What sometimes happens is that a source will give Quote A to Outlet A, and then just copy-paste it to Outlet B when asked the same question. My sense is that journalists should be up front when this happens. It’s trivial for them to check if a verbatim version of the provided quote is already indexed by Google. If you weren’t first to the quote, just say that?
The most obvious weighting would be length. While this could be gamed, the natural counter-balance is that most readers like it short. But there are also lots of more sophisticated approaches available here. And while any algo change can be exploited, even a bad system seems much better than what we have—and creating a pretty good system seems entirely plausible!

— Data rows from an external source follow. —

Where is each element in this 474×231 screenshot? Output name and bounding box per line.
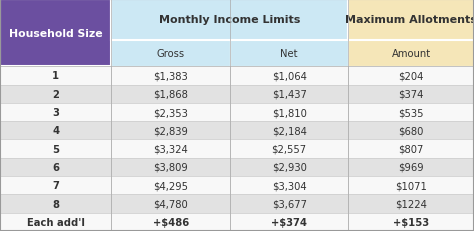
Bar — [348, 103, 474, 122]
Bar — [0, 0, 111, 67]
Bar — [0, 140, 111, 158]
Bar — [111, 213, 230, 231]
Text: $535: $535 — [399, 108, 424, 118]
Bar — [111, 0, 348, 40]
Bar — [230, 195, 348, 213]
Text: $4,780: $4,780 — [153, 199, 188, 209]
Text: $2,353: $2,353 — [153, 108, 188, 118]
Bar — [348, 195, 474, 213]
Bar — [0, 195, 111, 213]
Bar — [0, 158, 111, 176]
Text: $1224: $1224 — [395, 199, 427, 209]
Text: Household Size: Household Size — [9, 28, 102, 39]
Text: $1,064: $1,064 — [272, 71, 307, 81]
Bar — [111, 158, 230, 176]
Text: +$486: +$486 — [153, 217, 189, 227]
Text: $374: $374 — [399, 89, 424, 99]
Bar — [348, 67, 474, 85]
Bar — [348, 0, 474, 40]
Bar — [0, 176, 111, 195]
Text: 2: 2 — [52, 89, 59, 99]
Bar — [0, 213, 111, 231]
Bar — [111, 195, 230, 213]
Bar — [230, 40, 348, 67]
Text: $2,184: $2,184 — [272, 126, 307, 136]
Bar — [111, 122, 230, 140]
Text: $1,437: $1,437 — [272, 89, 307, 99]
Text: $807: $807 — [399, 144, 424, 154]
Text: 8: 8 — [52, 199, 59, 209]
Text: $3,809: $3,809 — [153, 162, 188, 172]
Text: $4,295: $4,295 — [153, 180, 188, 190]
Text: Monthly Income Limits: Monthly Income Limits — [159, 15, 301, 25]
Text: Maximum Allotments: Maximum Allotments — [345, 15, 474, 25]
Text: Amount: Amount — [392, 49, 431, 59]
Text: Each add'l: Each add'l — [27, 217, 85, 227]
Bar — [348, 176, 474, 195]
Bar — [348, 40, 474, 67]
Bar — [111, 85, 230, 103]
Bar — [111, 176, 230, 195]
Text: 7: 7 — [52, 180, 59, 190]
Text: +$153: +$153 — [393, 217, 429, 227]
Text: 4: 4 — [52, 126, 59, 136]
Text: $2,839: $2,839 — [153, 126, 188, 136]
Text: $3,677: $3,677 — [272, 199, 307, 209]
Text: 5: 5 — [52, 144, 59, 154]
Bar — [111, 103, 230, 122]
Text: $1,810: $1,810 — [272, 108, 307, 118]
Bar — [348, 122, 474, 140]
Bar — [230, 122, 348, 140]
Bar — [348, 85, 474, 103]
Text: $3,324: $3,324 — [153, 144, 188, 154]
Text: Net: Net — [281, 49, 298, 59]
Text: $3,304: $3,304 — [272, 180, 307, 190]
Text: $969: $969 — [398, 162, 424, 172]
Text: $1071: $1071 — [395, 180, 427, 190]
Text: $1,868: $1,868 — [153, 89, 188, 99]
Bar — [230, 176, 348, 195]
Bar — [0, 103, 111, 122]
Bar — [230, 140, 348, 158]
Text: 6: 6 — [52, 162, 59, 172]
Bar — [230, 67, 348, 85]
Bar — [0, 85, 111, 103]
Bar — [0, 122, 111, 140]
Text: Gross: Gross — [156, 49, 185, 59]
Text: $680: $680 — [399, 126, 424, 136]
Text: $204: $204 — [399, 71, 424, 81]
Bar — [111, 67, 230, 85]
Bar — [348, 213, 474, 231]
Text: $2,930: $2,930 — [272, 162, 307, 172]
Text: 1: 1 — [52, 71, 59, 81]
Bar — [348, 158, 474, 176]
Bar — [111, 140, 230, 158]
Text: $1,383: $1,383 — [153, 71, 188, 81]
Text: $2,557: $2,557 — [272, 144, 307, 154]
Bar — [230, 103, 348, 122]
Bar — [348, 140, 474, 158]
Bar — [230, 158, 348, 176]
Bar — [230, 213, 348, 231]
Text: 3: 3 — [52, 108, 59, 118]
Bar — [111, 40, 230, 67]
Text: +$374: +$374 — [271, 217, 307, 227]
Bar — [0, 67, 111, 85]
Bar — [230, 85, 348, 103]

One could imagine some disputes not easily resolving, say between premium outlets and cheap mills that rely on bad rewrites. But this seems more opportunity than problem: the premium outlet could just report the latter to the panel. If the latter is constantly getting reported for bad summaries and they can’t make some credible case about eg collusion, this is a pretty easy judgment call: just delist them from Google News. It shouldn’t take too long until all the outlets listed are both credible (on this front) and in equilibrium re: fair summaries.